The tragedy began on the frigid night of April 14, 1912, when the Titanic -- the largest and most luxurious ship afloat, an icon of the Edwardian era aglitter with pearls and mahogany, socialites and industrialists -- hit an iceberg and sank on its inaugural voyage from Southampton, England, to New York. More than 1,500 people died. A French-American team found the wreck in international waters 612km off Newfoundland in 1985, the bow and stern a kilometer apart. Strewn in between were a field of wine bottles and fine china, shoes and spittoons. The discoverers found no bodies or bones.
Robert D. Ballard, a leader of the mission, at first called for the recovery of some artifacts but later argued that the site should be left alone as a memorial. In his 1987 book, The Discovery of the `Titanic', he wrote that the wreck, if unmolested by treasure hunters, "won't appear to change much in my lifetime."
Nearly a decade later, worried about deterioration, the wreck's salvors, RMS Titanic Inc of Atlanta, hired Cullimore, the Canadian microbiologist, to help assess the ship's condition.
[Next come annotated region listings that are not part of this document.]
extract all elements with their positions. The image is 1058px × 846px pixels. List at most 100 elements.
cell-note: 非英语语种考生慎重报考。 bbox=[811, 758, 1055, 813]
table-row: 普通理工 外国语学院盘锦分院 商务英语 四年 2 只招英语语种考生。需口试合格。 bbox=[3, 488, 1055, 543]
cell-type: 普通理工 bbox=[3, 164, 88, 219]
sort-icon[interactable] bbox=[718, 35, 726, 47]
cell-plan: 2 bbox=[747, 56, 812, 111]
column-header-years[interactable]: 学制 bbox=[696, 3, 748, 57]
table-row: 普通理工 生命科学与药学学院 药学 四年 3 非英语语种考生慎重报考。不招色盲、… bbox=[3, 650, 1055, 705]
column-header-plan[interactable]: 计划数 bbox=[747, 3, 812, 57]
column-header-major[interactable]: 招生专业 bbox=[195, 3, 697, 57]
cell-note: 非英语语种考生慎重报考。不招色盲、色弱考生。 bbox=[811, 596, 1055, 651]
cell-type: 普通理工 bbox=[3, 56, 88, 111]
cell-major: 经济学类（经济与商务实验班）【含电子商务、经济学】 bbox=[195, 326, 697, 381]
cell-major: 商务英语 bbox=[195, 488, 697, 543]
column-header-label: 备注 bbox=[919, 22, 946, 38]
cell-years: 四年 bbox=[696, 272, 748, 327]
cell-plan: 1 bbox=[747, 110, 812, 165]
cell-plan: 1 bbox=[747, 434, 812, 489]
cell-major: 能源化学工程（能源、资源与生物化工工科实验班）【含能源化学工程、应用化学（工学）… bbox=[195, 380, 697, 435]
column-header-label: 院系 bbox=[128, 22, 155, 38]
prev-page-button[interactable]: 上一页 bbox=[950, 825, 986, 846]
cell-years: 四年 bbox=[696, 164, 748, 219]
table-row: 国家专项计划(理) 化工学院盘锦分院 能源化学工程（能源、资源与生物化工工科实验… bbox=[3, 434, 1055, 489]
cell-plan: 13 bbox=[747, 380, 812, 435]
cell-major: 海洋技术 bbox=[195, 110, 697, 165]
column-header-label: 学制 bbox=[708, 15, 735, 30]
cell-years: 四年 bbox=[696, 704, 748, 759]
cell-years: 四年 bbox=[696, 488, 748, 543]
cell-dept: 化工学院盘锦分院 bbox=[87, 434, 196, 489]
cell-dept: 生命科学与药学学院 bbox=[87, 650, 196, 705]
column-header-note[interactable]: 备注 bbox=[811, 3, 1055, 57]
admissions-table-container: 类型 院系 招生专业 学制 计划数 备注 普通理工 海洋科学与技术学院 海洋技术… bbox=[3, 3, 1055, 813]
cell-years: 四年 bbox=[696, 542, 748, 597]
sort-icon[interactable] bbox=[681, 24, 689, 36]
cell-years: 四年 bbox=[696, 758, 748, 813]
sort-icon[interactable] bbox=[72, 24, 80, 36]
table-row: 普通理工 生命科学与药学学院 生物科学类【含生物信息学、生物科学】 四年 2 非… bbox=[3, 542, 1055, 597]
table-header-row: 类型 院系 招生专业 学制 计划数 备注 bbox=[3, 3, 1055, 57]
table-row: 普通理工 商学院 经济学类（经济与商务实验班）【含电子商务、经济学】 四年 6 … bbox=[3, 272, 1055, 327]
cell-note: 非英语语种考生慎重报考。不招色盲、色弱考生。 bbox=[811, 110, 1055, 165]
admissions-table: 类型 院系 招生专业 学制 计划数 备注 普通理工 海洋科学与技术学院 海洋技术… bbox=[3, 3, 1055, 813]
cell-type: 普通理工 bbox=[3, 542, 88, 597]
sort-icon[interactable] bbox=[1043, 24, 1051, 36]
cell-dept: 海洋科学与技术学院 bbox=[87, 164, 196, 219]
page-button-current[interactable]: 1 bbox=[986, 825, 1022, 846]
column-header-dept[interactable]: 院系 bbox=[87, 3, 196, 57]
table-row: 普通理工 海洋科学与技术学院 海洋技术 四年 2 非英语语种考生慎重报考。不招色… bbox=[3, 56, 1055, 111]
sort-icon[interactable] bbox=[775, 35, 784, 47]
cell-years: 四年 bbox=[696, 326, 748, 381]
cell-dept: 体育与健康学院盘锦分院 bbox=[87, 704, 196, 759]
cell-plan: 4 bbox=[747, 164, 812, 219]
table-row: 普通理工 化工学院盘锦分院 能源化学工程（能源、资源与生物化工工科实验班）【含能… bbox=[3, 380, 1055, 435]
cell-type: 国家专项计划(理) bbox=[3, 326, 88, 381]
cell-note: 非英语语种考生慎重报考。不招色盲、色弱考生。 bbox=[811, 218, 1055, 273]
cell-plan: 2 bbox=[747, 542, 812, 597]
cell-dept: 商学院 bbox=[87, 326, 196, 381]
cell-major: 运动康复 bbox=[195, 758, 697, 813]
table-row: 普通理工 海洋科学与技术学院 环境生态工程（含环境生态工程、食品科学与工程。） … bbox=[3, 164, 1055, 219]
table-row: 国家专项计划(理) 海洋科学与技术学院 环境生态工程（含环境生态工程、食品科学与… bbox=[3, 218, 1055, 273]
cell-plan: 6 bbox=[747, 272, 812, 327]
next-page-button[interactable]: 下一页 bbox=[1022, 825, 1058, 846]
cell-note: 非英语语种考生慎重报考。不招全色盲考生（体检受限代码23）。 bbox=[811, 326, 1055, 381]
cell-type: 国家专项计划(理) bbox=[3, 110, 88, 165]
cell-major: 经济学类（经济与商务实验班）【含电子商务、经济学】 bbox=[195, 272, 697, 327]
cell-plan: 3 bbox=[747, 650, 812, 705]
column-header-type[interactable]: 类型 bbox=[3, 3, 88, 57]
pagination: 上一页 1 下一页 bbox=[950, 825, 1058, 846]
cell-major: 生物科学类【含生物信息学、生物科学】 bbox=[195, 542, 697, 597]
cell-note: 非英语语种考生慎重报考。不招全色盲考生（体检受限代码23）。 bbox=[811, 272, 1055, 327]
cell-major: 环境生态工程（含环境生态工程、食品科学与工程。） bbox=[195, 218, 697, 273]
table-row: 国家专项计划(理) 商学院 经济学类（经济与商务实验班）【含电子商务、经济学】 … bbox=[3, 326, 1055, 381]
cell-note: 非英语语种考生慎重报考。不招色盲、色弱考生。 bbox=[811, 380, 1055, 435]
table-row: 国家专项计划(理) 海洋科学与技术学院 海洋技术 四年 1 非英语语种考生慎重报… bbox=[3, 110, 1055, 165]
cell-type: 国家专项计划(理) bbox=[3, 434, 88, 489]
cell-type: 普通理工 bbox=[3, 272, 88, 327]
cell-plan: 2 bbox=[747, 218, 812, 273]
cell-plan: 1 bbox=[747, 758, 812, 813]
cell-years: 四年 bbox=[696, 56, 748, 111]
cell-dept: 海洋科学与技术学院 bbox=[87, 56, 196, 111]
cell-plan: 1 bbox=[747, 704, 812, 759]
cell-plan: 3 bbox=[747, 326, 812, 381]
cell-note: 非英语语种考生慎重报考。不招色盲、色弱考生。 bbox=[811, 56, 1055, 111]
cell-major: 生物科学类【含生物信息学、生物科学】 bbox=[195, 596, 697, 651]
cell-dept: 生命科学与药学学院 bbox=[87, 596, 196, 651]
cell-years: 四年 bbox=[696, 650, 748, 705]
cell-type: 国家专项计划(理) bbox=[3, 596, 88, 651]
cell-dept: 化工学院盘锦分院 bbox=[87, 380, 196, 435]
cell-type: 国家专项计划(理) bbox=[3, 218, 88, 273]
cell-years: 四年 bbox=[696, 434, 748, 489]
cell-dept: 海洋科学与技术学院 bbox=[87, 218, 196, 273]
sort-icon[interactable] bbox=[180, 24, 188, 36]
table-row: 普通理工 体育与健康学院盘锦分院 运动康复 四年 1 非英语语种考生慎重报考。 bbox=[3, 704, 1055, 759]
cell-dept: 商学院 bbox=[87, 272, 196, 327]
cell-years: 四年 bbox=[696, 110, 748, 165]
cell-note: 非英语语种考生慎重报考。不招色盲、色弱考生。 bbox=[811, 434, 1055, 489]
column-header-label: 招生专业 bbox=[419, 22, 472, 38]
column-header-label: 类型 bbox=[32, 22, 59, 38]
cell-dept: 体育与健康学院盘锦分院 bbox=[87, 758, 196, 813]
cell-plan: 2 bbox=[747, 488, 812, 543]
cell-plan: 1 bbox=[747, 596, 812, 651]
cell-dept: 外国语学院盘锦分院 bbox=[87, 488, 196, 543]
During a 1996 dive and expedition, he discovered that its rivers of rust were populated by microbes and estimated that each day they removed 90kg of iron from the ship's bow.
Two years later, after Cullimore dived to the wreck again, he found that the biological activity had intensified and estimated that the microbes were removing 270kg of iron a day.
In April 2001, the National Oceanic and Atmospheric Administration issued guidelines for research, exploration and salvage of the Titanic.
The agency "expects that the hull and structure of the ship may collapse to the ocean floor within the next 50 years, perhaps sooner." The aim of the guidelines, the agency added, "is to discourage activities that would accelerate the ship's deterioration."
For instance, the guidelines call for no holes to be cut in the ship's hull. The guidelines are just advisory, however, and are not legally enforceable.
Late in the summer of 2001, James Cameron, director of the movie Titanic, sailed to the site to film Ghosts of the Abyss, an IMAX movie that opened last April.
"Time was of the essence because the Titanic is collapsing," the filmmakers said in a news release, adding that scientists estimated that sections of the wreck would "collapse sometime within the next 20 to 30 years."
Last year, the climate of uncertainty grew as pirates lowered a robot down to the wreck, working without permission of the legal salvors.
"They were trying to recover some artifacts," said Nargeolet, the French submersible pilot. "They dove on the bow section and tried to recover the pedestal of the wheel, the only thing left in the middle of the bridge. I heard that people saw a lot of damage."
This June, using twin Russian submersibles, the NOAA dived to the wreck, taking two microbiologists (including Cullimore), two archaeologists and two agency shipwreck experts.
Larry E. Murphy, an archaeologist for the National Park Service who went on the expedition, said it was done to determine how to measure multiple processes of decay and come up with a credible estimate of the rate of deterioration.
"The sad thing," he said, "is that with all the gathering of artifacts, there's still not a reliable map that's been done and we know very little about what's going on with the site. We have anecdotal observations, but very little science."
He said the federal team made a photo mosaic of the wreck for first time since its 1985 discovery. "Now," he added, "we have a basis for comparison."
In July, private experts, including McLaren, an emeritus president of the Explorers Club in New York, used the Russian submersibles to explore the Titanic's state of decay.
David A. Bright, a team member, compared the expedition's own photos to those of earlier explorations. He found walls collapsing, structures rotting away, joints widening, tears developing in hull plates and rusticles growing vibrantly.
The Titanic, McLaren and Bright concluded, "has been losing its structural integrity at a rapid rate and she is in danger of collapsing."